Edgar Dacqué became a member of the Paleontological Society in the founding year 1912 .

Fonts

  • The idea of ​​descent and its history from ancient times to modern times. Ernst Reinhardt , Munich 1903 ( archive )
  • Basics and methods of paleogeography. Publishing house by Gustav Fischer , Jena 1915 ( archive )
  • Geography of the pre-world (palaogeography). BG Teubner , Leipzig and Berlin 1919 ( archive )
  • Comparative biological science of forms of the fossil lower animals. 1921.
  • Primeval world, legend and mankind (1924, numerous new editions)
  • Nature and Soul (1927)
  • Life as a symbol. Metaphysics of a theory of evolution (1928)
  • The Geological Ages (1930)
  • Nature and Salvation (1933)
  • The Becoming of the Globe (1934)
  • Organic morphology and paleontology (1935)
  • Paradise lost. On the history of the human soul (1938)
  • The prototype.
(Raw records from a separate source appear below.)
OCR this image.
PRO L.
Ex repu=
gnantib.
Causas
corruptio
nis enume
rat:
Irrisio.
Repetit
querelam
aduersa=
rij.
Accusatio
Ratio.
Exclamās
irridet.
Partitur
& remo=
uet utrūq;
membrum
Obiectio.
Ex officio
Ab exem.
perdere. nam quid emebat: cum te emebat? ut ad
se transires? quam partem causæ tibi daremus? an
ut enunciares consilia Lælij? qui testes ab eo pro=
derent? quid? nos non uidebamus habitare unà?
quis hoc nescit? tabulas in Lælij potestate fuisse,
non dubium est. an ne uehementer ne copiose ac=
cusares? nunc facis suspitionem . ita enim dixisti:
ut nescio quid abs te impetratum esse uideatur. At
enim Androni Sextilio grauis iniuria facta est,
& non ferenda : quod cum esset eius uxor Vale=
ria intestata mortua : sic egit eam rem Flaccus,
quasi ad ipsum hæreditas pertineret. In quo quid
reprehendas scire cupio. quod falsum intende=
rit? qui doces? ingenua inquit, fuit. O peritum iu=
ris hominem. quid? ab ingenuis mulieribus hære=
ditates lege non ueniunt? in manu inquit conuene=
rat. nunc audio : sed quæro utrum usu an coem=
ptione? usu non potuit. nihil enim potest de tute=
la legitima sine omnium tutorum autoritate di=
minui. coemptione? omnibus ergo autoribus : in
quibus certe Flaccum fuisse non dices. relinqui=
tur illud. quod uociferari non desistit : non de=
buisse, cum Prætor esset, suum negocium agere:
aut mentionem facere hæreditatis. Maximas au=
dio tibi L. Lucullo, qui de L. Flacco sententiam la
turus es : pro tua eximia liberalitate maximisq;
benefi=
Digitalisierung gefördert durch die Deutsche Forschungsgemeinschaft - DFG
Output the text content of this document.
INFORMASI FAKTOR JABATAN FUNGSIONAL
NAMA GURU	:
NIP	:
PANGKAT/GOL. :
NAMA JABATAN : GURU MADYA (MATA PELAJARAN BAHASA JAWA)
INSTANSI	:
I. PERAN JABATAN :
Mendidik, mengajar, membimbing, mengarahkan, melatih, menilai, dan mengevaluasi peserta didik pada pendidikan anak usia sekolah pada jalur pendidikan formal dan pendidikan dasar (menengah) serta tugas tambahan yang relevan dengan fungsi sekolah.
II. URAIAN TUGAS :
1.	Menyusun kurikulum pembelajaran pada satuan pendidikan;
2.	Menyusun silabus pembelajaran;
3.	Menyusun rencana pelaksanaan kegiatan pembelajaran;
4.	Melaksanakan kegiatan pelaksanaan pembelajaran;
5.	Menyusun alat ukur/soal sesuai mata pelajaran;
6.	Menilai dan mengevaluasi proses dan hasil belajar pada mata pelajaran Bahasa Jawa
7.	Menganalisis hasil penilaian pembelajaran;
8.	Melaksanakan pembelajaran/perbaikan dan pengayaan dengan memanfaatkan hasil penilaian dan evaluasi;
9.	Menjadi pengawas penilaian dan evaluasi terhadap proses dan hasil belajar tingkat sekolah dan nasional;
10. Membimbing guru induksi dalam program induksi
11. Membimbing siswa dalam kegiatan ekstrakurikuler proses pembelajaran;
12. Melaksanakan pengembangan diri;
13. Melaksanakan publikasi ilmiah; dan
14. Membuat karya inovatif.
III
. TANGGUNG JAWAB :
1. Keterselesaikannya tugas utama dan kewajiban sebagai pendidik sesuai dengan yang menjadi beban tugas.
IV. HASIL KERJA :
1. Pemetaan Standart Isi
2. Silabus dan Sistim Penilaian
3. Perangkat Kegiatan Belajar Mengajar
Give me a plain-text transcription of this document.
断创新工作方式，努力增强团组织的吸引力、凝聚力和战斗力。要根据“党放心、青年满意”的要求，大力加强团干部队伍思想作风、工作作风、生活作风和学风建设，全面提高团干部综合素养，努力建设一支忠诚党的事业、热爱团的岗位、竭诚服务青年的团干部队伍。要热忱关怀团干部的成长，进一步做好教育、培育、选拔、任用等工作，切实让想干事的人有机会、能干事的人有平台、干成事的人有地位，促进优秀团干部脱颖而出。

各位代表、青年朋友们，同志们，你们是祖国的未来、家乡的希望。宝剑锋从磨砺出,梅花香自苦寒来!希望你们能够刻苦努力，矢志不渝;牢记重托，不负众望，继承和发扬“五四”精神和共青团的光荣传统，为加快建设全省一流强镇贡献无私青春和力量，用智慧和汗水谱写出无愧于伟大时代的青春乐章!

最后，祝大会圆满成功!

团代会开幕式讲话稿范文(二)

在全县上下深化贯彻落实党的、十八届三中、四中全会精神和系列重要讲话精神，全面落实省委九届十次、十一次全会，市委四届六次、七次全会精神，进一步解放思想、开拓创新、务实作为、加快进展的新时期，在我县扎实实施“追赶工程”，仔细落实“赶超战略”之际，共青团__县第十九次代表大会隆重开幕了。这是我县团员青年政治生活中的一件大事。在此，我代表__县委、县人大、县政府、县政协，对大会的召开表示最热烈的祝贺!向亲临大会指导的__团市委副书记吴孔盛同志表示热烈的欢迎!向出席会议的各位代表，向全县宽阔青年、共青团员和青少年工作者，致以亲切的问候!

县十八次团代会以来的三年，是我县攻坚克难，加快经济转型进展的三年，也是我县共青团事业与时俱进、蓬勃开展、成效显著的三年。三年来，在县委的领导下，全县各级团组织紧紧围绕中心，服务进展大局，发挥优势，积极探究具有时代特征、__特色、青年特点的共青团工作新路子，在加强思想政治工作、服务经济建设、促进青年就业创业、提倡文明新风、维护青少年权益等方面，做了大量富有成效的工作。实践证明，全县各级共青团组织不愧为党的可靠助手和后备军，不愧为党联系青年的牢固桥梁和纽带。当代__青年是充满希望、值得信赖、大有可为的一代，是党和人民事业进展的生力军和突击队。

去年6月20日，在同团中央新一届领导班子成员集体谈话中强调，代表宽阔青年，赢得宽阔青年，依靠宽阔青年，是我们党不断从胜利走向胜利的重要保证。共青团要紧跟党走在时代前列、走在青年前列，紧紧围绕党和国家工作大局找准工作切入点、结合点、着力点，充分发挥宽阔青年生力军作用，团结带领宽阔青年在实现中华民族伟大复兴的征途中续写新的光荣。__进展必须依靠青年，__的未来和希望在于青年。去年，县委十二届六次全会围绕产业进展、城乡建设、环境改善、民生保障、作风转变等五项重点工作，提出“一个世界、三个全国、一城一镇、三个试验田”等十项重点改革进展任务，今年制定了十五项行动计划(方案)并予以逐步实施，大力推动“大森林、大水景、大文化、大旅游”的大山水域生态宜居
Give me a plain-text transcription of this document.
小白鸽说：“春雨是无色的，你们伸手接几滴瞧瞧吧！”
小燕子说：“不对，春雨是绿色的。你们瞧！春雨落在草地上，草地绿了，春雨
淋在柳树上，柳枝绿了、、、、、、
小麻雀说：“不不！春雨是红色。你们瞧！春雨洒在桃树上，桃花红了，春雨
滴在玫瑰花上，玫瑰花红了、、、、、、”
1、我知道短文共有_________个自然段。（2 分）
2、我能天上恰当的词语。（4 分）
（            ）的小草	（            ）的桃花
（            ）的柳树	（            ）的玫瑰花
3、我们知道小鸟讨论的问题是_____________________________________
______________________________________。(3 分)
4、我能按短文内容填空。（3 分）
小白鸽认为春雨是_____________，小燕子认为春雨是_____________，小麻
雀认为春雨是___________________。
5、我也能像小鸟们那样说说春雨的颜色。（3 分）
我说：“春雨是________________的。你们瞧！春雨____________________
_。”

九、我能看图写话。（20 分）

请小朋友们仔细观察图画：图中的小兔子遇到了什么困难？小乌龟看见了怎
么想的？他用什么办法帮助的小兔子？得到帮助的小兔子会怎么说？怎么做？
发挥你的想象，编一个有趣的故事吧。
The creation myth retold (1940)
  • From the depths of nature (1944)

literature

Web links

Individual evidence

  1. a b Dacqué, Edgar . Lexicon of Biology , Spektrum Akademischer Verlag, Heidelberg 1999 ( online ).
  2. a b c d e f Werner Quenstedt, Manfred Schröter: Dacqué Edgar Viktor August . In: Neue Deutsche Biographie 3 (1957), pp. 465-467 ( online ).
  3. ^ Idealistic morphology , in: Lexikon der Biologie, Spektrum Akademischer Verlag, Heidelberg 1999 ( online ).
  4. See also Kay Meister: Metaphysische Konsequenz - die idealistic Morphologie Edgar Dacqués , in: New Yearbook for Geology and Palaeontology - Abhandlungen, Volume 235, Issue 2, pp. 197-233 (2005).
  5. a b c Quoted from Werner Quenstedt, Manfred Schröter: Dacqué Edgar Viktor August . In: Neue Deutsche Biographie 3 (1957), pp. 465–467 ( online )
  6. a b c Georgy S. Levit and Uwe Hoßfeld: A bridge-builder: Wolf-Ernst Reif and the Darwinisation of German paleontology . Historical Biology 25, pp. 297-303 (2013), here p. 303.
  7. Dierk Wolters: Between Metaphysics and Politics. Thomas Mann's novel "Joseph and His Brothers" in his time . Max Niemeyer, Tübingen 1998, pp. 94-99.